Over 100 students occupied the admin building of Manchester University on Thursday of last week after a rally against fees. We were protesting against the threatened expulsion of a student who cannot pay his fees on time due to an administrative delay. We demanded the threatened student was given until 31 March to pay his tuition fees and allowed to officially attend lectures.
Belle McMahon, a second year French student, said, 'Students who pay their fees late receive intimidating and threatening letters from the university. These are worse than the letters you get from the credit card companies. The university makes a profit out of student hardship and runs the university like a bank.'
The vice-chancellor was forced to cancel all of his Tuesday meetings to meet the student threatened with expulsion and a delegation of occupying students. We ended the occupation on Friday afternoon and marched through campus.

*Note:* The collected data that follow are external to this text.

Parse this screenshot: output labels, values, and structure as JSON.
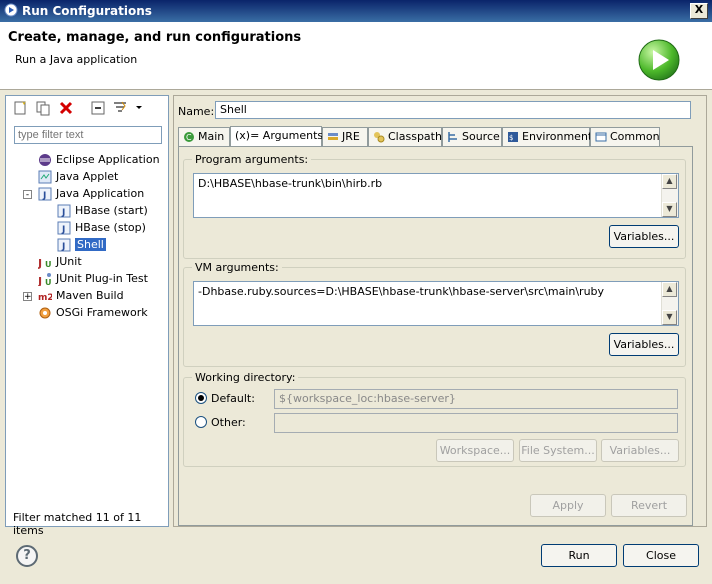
{
  "window": {
    "title": "Run Configurations",
    "close_label": "X"
  },
  "header": {
    "title": "Create, manage, and run configurations",
    "subtitle": "Run a Java application"
  },
  "left": {
    "filter_placeholder": "type filter text",
    "tree": [
      {
        "label": "Eclipse Application",
        "icon": "eclipse-icon"
      },
      {
        "label": "Java Applet",
        "icon": "applet-icon"
      },
      {
        "label": "Java Application",
        "icon": "java-app-icon",
        "expander": "-"
      },
      {
        "label": "HBase (start)",
        "icon": "java-config-icon"
      },
      {
        "label": "HBase (stop)",
        "icon": "java-config-icon"
      },
      {
        "label": "Shell",
        "icon": "java-config-icon",
        "selected": true
      },
      {
        "label": "JUnit",
        "icon": "junit-icon"
      },
      {
        "label": "JUnit Plug-in Test",
        "icon": "junit-plugin-icon"
      },
      {
        "label": "Maven Build",
        "icon": "maven-icon",
        "expander": "+"
      },
      {
        "label": "OSGi Framework",
        "icon": "osgi-icon"
      }
    ],
    "filter_status": "Filter matched 11 of 11 items"
  },
  "right": {
    "name_label": "Name:",
    "name_value": "Shell",
    "tabs": [
      {
        "label": "Main"
      },
      {
        "label": "(x)= Arguments",
        "active": true
      },
      {
        "label": "JRE"
      },
      {
        "label": "Classpath"
      },
      {
        "label": "Source"
      },
      {
        "label": "Environment"
      },
      {
        "label": "Common"
      }
    ],
    "program_args": {
      "title": "Program arguments:",
      "value": "D:\\HBASE\\hbase-trunk\\bin\\hirb.rb",
      "variables": "Variables..."
    },
    "vm_args": {
      "title": "VM arguments:",
      "value": "-Dhbase.ruby.sources=D:\\HBASE\\hbase-trunk\\hbase-server\\src\\main\\ruby",
      "variables": "Variables..."
    },
    "working_dir": {
      "title": "Working directory:",
      "default_label": "Default:",
      "default_value": "${workspace_loc:hbase-server}",
      "other_label": "Other:",
      "other_value": "",
      "workspace_btn": "Workspace...",
      "filesystem_btn": "File System...",
      "variables_btn": "Variables..."
    },
    "apply": "Apply",
    "revert": "Revert"
  },
  "footer": {
    "run": "Run",
    "close": "Close",
    "help": "?"
  }
}
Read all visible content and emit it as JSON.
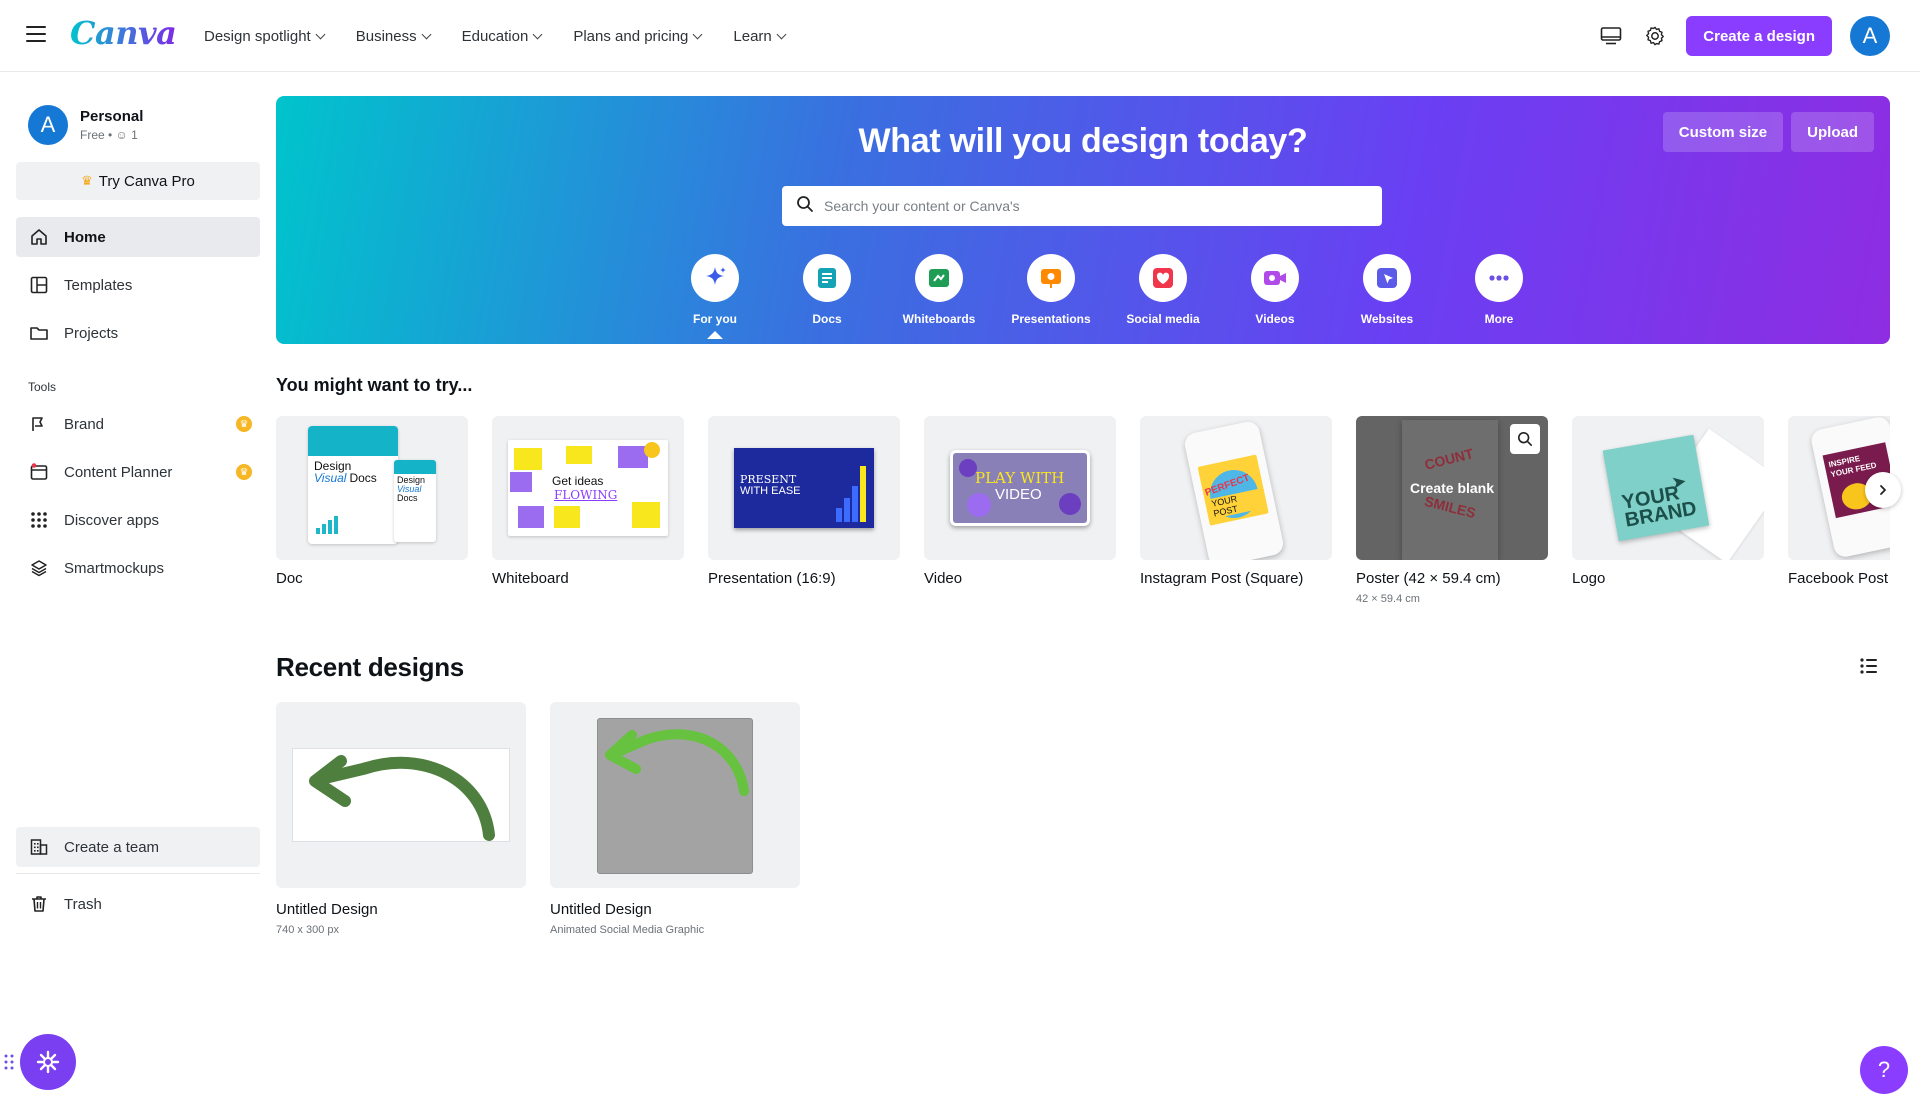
{
  "brand": {
    "logo_text": "Canva",
    "accent": "#8b3dff"
  },
  "nav": {
    "links": [
      "Design spotlight",
      "Business",
      "Education",
      "Plans and pricing",
      "Learn"
    ],
    "create_label": "Create a design",
    "avatar_letter": "A"
  },
  "sidebar": {
    "account_name": "Personal",
    "account_sub": "Free • ",
    "account_members": "1",
    "avatar_letter": "A",
    "try_pro": "Try Canva Pro",
    "items": [
      {
        "label": "Home",
        "icon": "home-icon"
      },
      {
        "label": "Templates",
        "icon": "templates-icon"
      },
      {
        "label": "Projects",
        "icon": "folder-icon"
      }
    ],
    "tools_heading": "Tools",
    "tools": [
      {
        "label": "Brand",
        "icon": "brand-icon",
        "pro": true
      },
      {
        "label": "Content Planner",
        "icon": "calendar-icon",
        "pro": true
      },
      {
        "label": "Discover apps",
        "icon": "apps-grid-icon",
        "pro": false
      },
      {
        "label": "Smartmockups",
        "icon": "layers-icon",
        "pro": false
      }
    ],
    "create_team": "Create a team",
    "trash": "Trash"
  },
  "hero": {
    "title": "What will you design today?",
    "custom_size": "Custom size",
    "upload": "Upload",
    "search_placeholder": "Search your content or Canva's",
    "categories": [
      "For you",
      "Docs",
      "Whiteboards",
      "Presentations",
      "Social media",
      "Videos",
      "Websites",
      "More"
    ],
    "category_colors": [
      "#3a5ce8",
      "#13a3b5",
      "#1f9d55",
      "#ff8a00",
      "#f0364a",
      "#b04ae8",
      "#5b5be8",
      "#6b4fe8"
    ]
  },
  "try_section": {
    "title": "You might want to try...",
    "cards": [
      {
        "name": "Doc",
        "dim": ""
      },
      {
        "name": "Whiteboard",
        "dim": ""
      },
      {
        "name": "Presentation (16:9)",
        "dim": ""
      },
      {
        "name": "Video",
        "dim": ""
      },
      {
        "name": "Instagram Post (Square)",
        "dim": ""
      },
      {
        "name": "Poster (42 × 59.4 cm)",
        "dim": "42 × 59.4 cm",
        "hover_label": "Create blank"
      },
      {
        "name": "Logo",
        "dim": ""
      },
      {
        "name": "Facebook Post",
        "dim": ""
      }
    ],
    "thumb_text": {
      "doc": [
        "Design",
        "Visual",
        "Docs"
      ],
      "whiteboard": [
        "Get ideas",
        "FLOWING"
      ],
      "presentation": [
        "PRESENT",
        "WITH EASE"
      ],
      "video": [
        "PLAY WITH",
        "VIDEO"
      ],
      "instagram": [
        "PERFECT",
        "YOUR POST"
      ],
      "poster": [
        "COUNT",
        "SMILES"
      ],
      "logo": [
        "YOUR",
        "BRAND"
      ],
      "facebook": [
        "INSPIRE",
        "YOUR FEED"
      ]
    }
  },
  "recent": {
    "title": "Recent designs",
    "designs": [
      {
        "name": "Untitled Design",
        "meta": "740 x 300 px"
      },
      {
        "name": "Untitled Design",
        "meta": "Animated Social Media Graphic"
      }
    ]
  },
  "help_label": "?"
}
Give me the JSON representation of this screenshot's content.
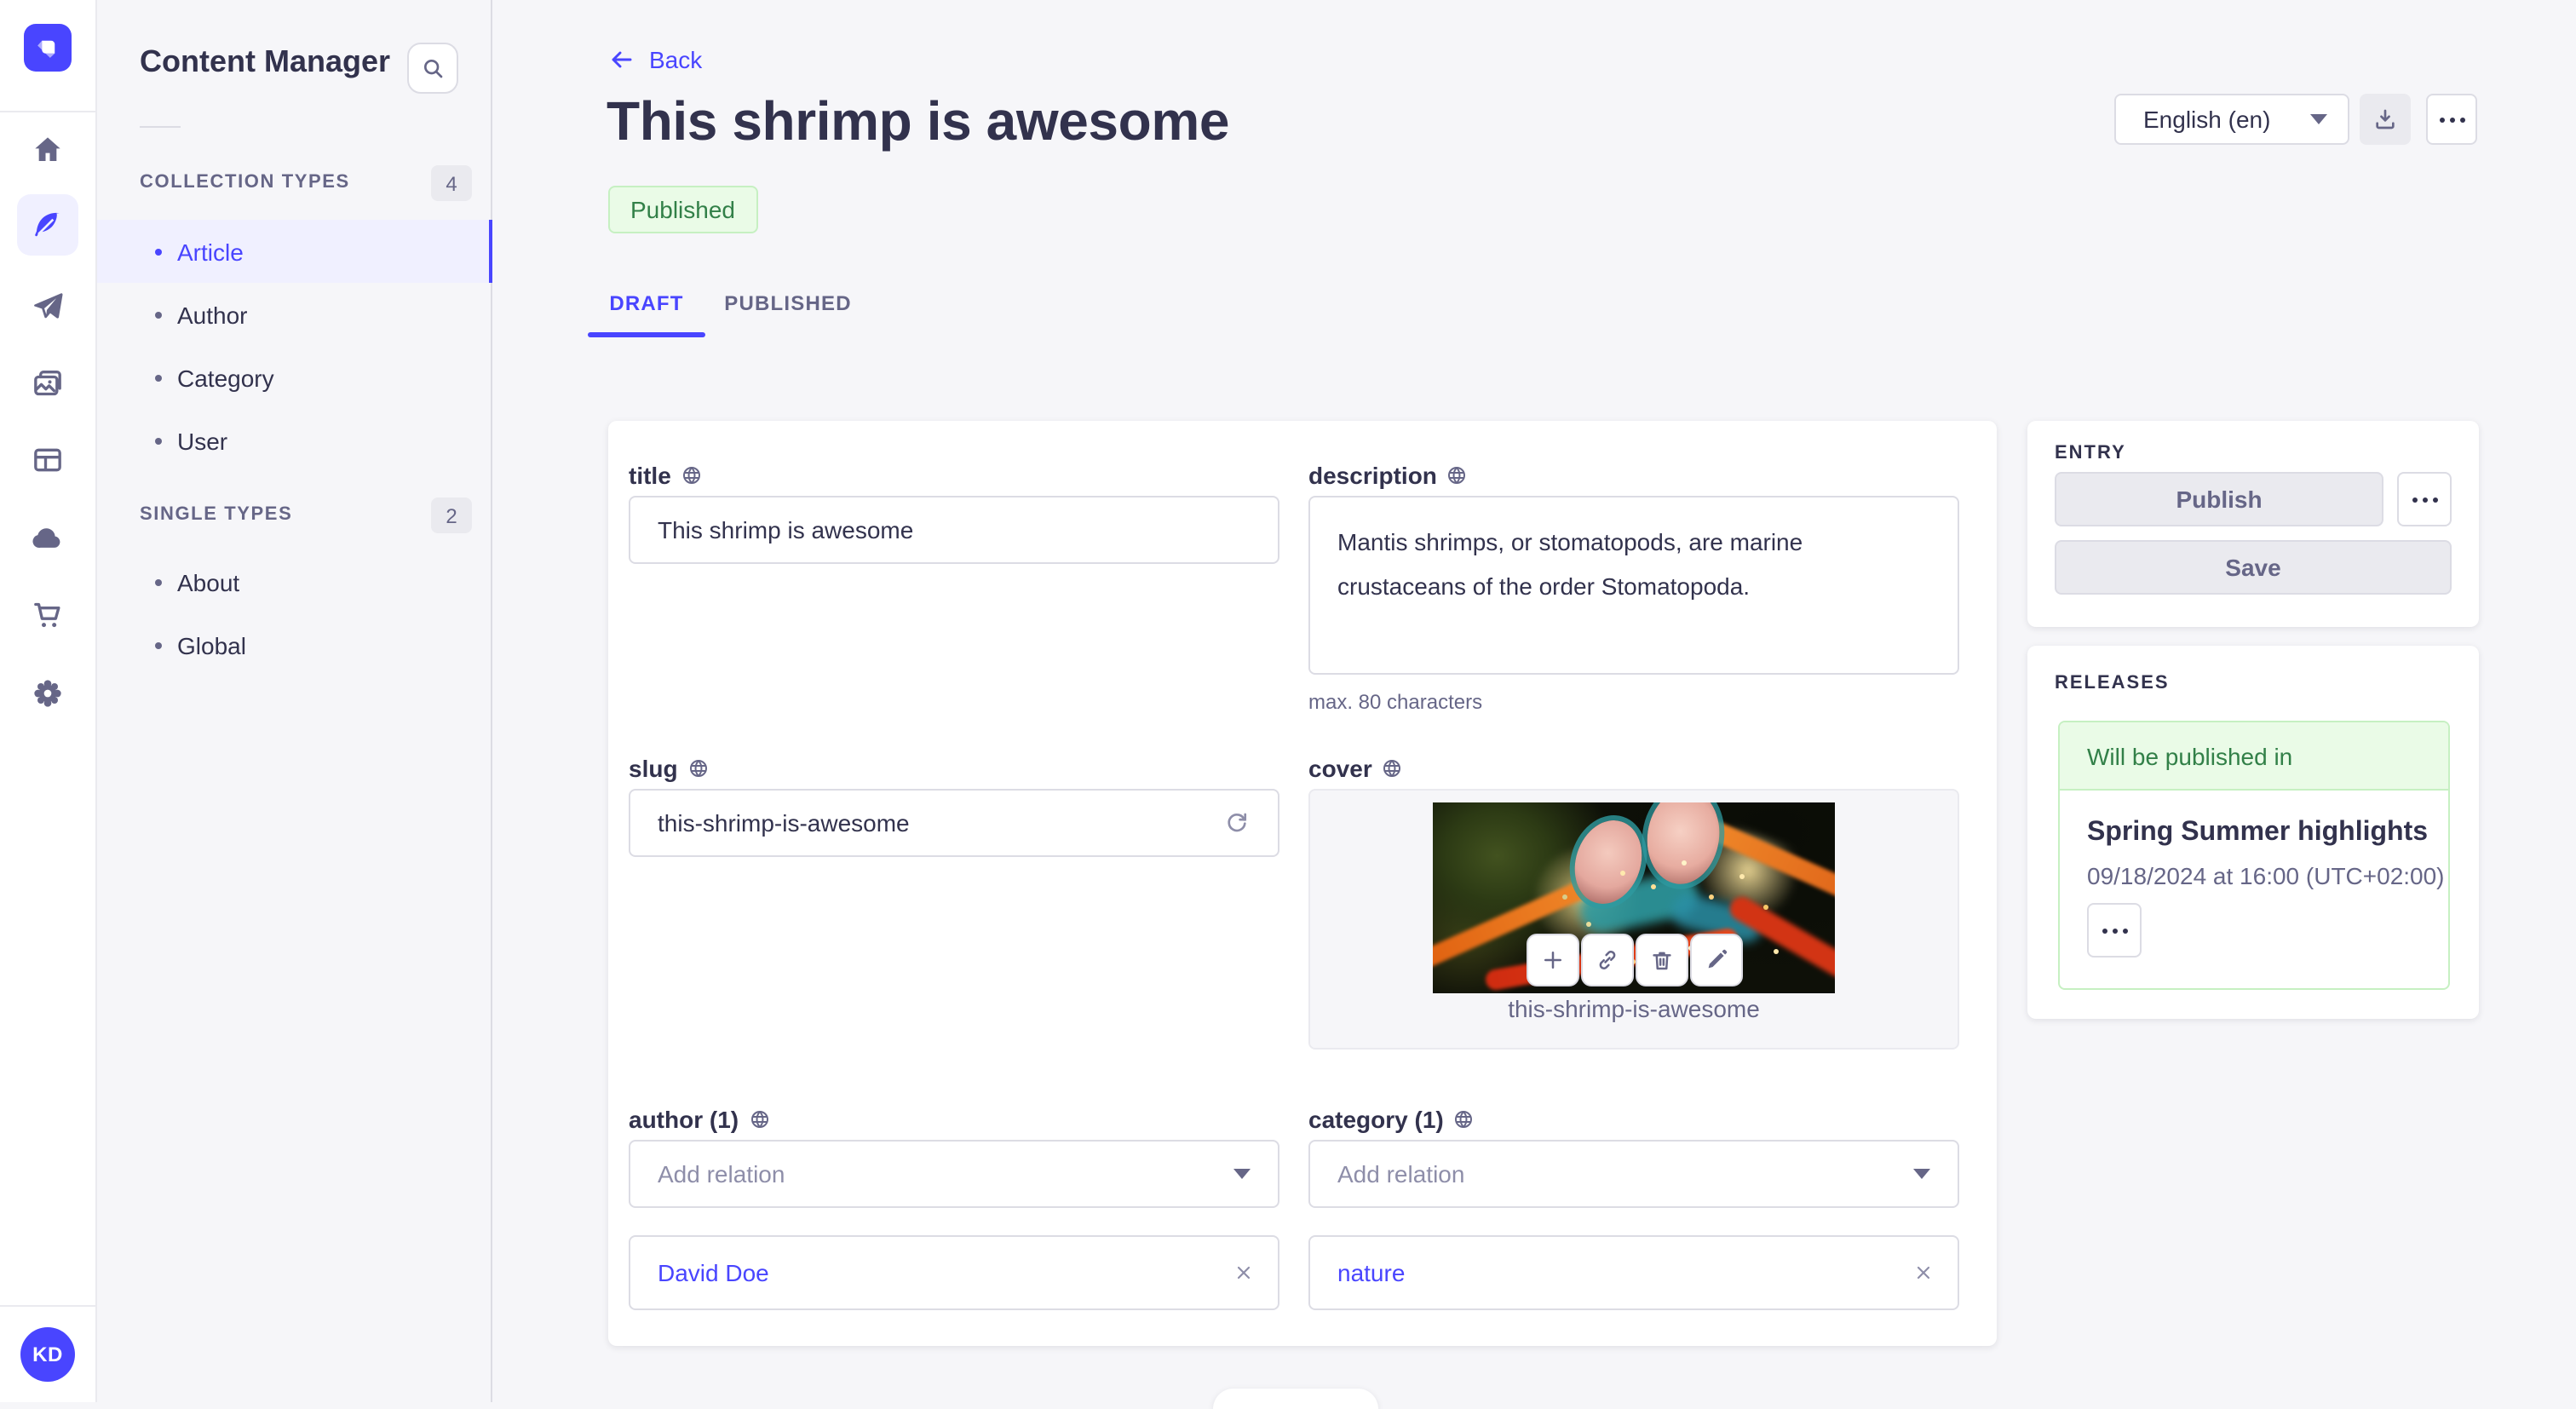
{
  "colors": {
    "primary": "#4945ff",
    "primary_bg": "#f0f0ff",
    "text": "#32324d",
    "text_muted": "#666687",
    "placeholder": "#8e8ea9",
    "border": "#dcdce4",
    "page_bg": "#f6f6f9",
    "success_text": "#328048",
    "success_bg": "#eafbe7",
    "success_border": "#c6f0c2"
  },
  "rail": {
    "logo": "strapi-logo",
    "items": [
      {
        "icon": "home-icon"
      },
      {
        "icon": "content-manager-feather-icon",
        "active": true
      },
      {
        "icon": "send-plane-icon"
      },
      {
        "icon": "media-library-icon"
      },
      {
        "icon": "content-type-builder-icon"
      },
      {
        "icon": "cloud-icon"
      },
      {
        "icon": "marketplace-cart-icon"
      },
      {
        "icon": "settings-gear-icon"
      }
    ],
    "user_initials": "KD"
  },
  "sidebar": {
    "title": "Content Manager",
    "sections": [
      {
        "label": "COLLECTION TYPES",
        "count": "4",
        "items": [
          {
            "label": "Article",
            "active": true
          },
          {
            "label": "Author"
          },
          {
            "label": "Category"
          },
          {
            "label": "User"
          }
        ]
      },
      {
        "label": "SINGLE TYPES",
        "count": "2",
        "items": [
          {
            "label": "About"
          },
          {
            "label": "Global"
          }
        ]
      }
    ]
  },
  "header": {
    "back": "Back",
    "title": "This shrimp is awesome",
    "status": "Published",
    "locale": "English (en)",
    "tabs": [
      {
        "label": "DRAFT",
        "active": true
      },
      {
        "label": "PUBLISHED"
      }
    ]
  },
  "form": {
    "title": {
      "label": "title",
      "value": "This shrimp is awesome"
    },
    "description": {
      "label": "description",
      "value": "Mantis shrimps, or stomatopods, are marine crustaceans of the order Stomatopoda.",
      "hint": "max. 80 characters"
    },
    "slug": {
      "label": "slug",
      "value": "this-shrimp-is-awesome"
    },
    "cover": {
      "label": "cover",
      "caption": "this-shrimp-is-awesome"
    },
    "author": {
      "label": "author (1)",
      "placeholder": "Add relation",
      "value": "David Doe"
    },
    "category": {
      "label": "category (1)",
      "placeholder": "Add relation",
      "value": "nature"
    }
  },
  "entry_panel": {
    "title": "ENTRY",
    "publish": "Publish",
    "save": "Save"
  },
  "releases_panel": {
    "title": "RELEASES",
    "status": "Will be published in",
    "release_name": "Spring Summer highlights",
    "release_date": "09/18/2024 at 16:00 (UTC+02:00)"
  }
}
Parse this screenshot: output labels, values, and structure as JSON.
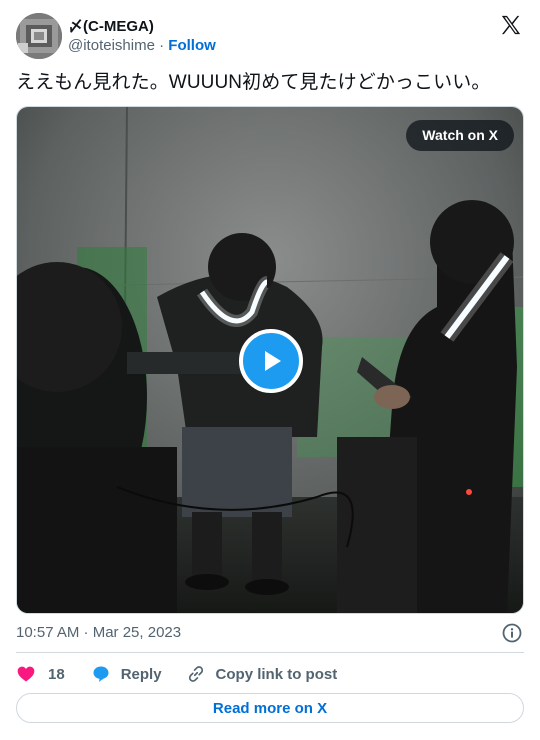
{
  "author": {
    "display_name": "〆(C-MEGA)",
    "handle": "@itoteishime",
    "separator": " · ",
    "follow_label": "Follow"
  },
  "tweet": {
    "text": "ええもん見れた。WUUUN初めて見たけどかっこいい。"
  },
  "media": {
    "watch_label": "Watch on X"
  },
  "meta": {
    "timestamp": "10:57 AM · Mar 25, 2023"
  },
  "actions": {
    "like_count": "18",
    "reply_label": "Reply",
    "copy_label": "Copy link to post"
  },
  "footer": {
    "read_more_label": "Read more on X"
  },
  "colors": {
    "accent_blue": "#1d9bf0",
    "link_blue": "#006fd6",
    "like_pink": "#f91880",
    "muted_gray": "#536471"
  },
  "icons": {
    "logo": "x-logo-icon",
    "like": "heart-icon",
    "reply": "speech-bubble-icon",
    "copy": "link-icon",
    "info": "info-icon",
    "play": "play-icon"
  }
}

Students from Leeds University and Leeds Metropolitan University occupied a local BBC radio station on the national day of action last week. We built support for the protest by walking into lectures and asking people if they wanted to take direct action against fees.
Loads of students left their classes to join us. Many lecturers whose classes were interrupted said they supported us. About 150 of us blockaded the road before we occupied the radio studio and were interviewed live. There is now a really fantastic mood on campus.
Students at Camberwell College of Arts staged a giant 'bed-in' on NUS national shutdown day. Fifty students and several tutors took part in the protest. First year sculpture student Oscar Macfall said, 'People are no better off under Blair. I'm in debt because I want an education, and have to work part time for £3.70 an hour to support myself.'
We occupied the admin block at Lancaster University on the day of action last week. We got support from the AUT and MSF unions, as well as ordinary students who stayed away from lectures and joined protests.
About 150 people came to a lunchtime rally-the biggest protest on our campus in years. Over 60 of us occupied the corridor leading to the vice-chancellors' office for three hours. The mood was summed up by one student who said, 'I am fed up with moaning and complaining, and doing nothing. It is about time we start standing up and fighting back'.
We formed a 20-strong picket outside Ruskin College, Oxford, on the day of action last week. All lectures had to be cancelled, and canteen staff provided free tea, coffee and soup.